Reader Email

Huge stoolie fan down here at University of Texas by way of good ole NR. Got a question to ask: Does getting hit by a bus during a foam sword fight on our main street get this kid laid? I literally spit my Texas Tea out (its 100 degrees alread) and I wasn’t even drinking any. I’d say immediate pussy, I’d fuck him. That fool jumped right up. You can even hear the smack against the bus. Haters gonna hate, nick’s gonna smash up buses. Basically, the foam sword fight happens on the last day of classes on our main drag (Guadalupe St) when the white knight of traffic safety tells you its safe to cross the street. This goes on for about an hour, and is a way kids get rid of the stress of finals. You better bring the Fucking Foam here now, if not for me, then for Nick.
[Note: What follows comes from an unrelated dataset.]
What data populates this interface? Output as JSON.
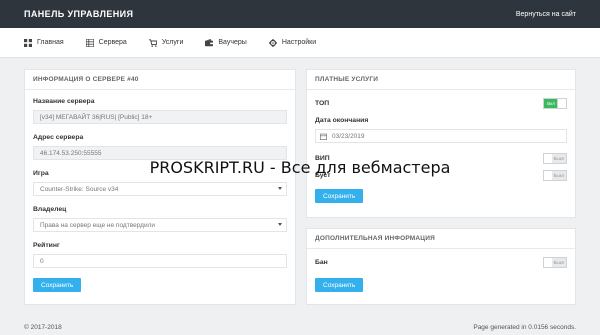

Nothing and I mean nothing will ruin a foam sword fight faster than a kid getting steamrolled by bus. Ruins it everytime. Regardless this motherfucker can play for me anyday. Yeah I know he’s a little undisciplined and will jump offsides on you, but you can’t teach this type of heart. Like when I first watched this I was convinced this kid was dead. But nope. He popped right back up and got back in the huddle like it ain’t no thing. Does it get him laid? Fucking right it does. I bet that chick screaming Nick already had his pants around his ankles she was so turned on by his toughness.

PS – Looks like the PC police are going to have to ban foam sword fights now.